Archiwum 28 sierpnia 2002


sie 28 2002 Legia - Barcelona 0-1 (28.08.02)
Komentarze: 1

Legia na poczatku meczu miala kilka sytuacji, ktore mogla wykorzystać. Pod koniec drugiej polowy Kielbowicz strzelil minimalnie obok slupka. Praktycznie druga polowa to dominacja Barcy, ktora zdobyla bramke z rzutu karnego.
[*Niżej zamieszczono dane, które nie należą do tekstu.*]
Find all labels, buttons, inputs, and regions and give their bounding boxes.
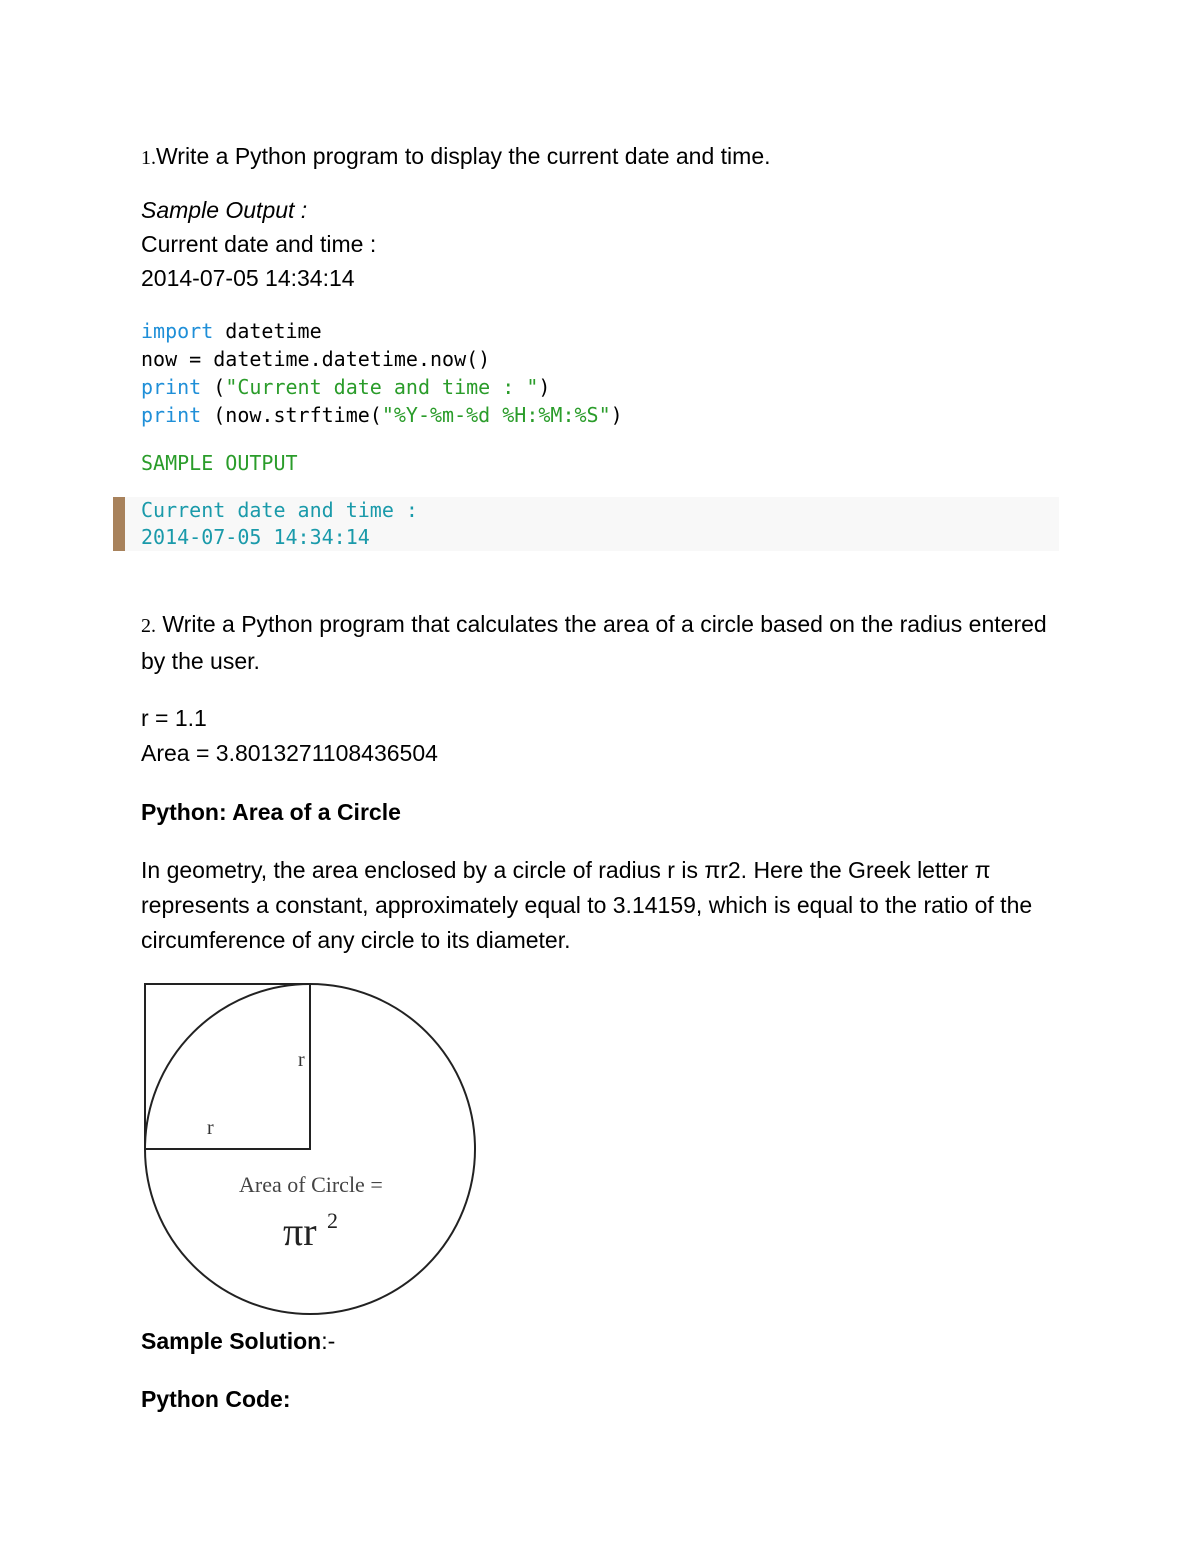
formula-exponent: 2 [327,1208,338,1233]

Pozniej na boisko wszedl Wroblewski i znacznie ozywil gre, nie wykorzystal pojedynku 1-1, ale i tak Legia ostatecznie przegrala. Po tym meczu spodziewalem sie troche wiecej. Myslalem, ze Legia wygra i bedzie bardziej walczyla...

MOJA OCENA MECZU W WYKONANIU LEGII (1-10) - 5

Bramki: 0:1 Mendieta (68., z rzutu karnego po faulu na Kluivercie)


Legia
Stanew - Zieliński, Jóźwiak, Omeljańczuk - Szala(82. Dudek), Magiera, Majewski, Vuković(62. Wróblewski), Kiełbowicz - Kucharski(77. Zganiacz), Svitlica


Barcelona Valdes - Puyol, Christanval, De Boer - Mendieta, Cocu, Xaxi, Navarro, Luis Enrique(73. Dani) - Saviola, Kluivert(72. Geovanni).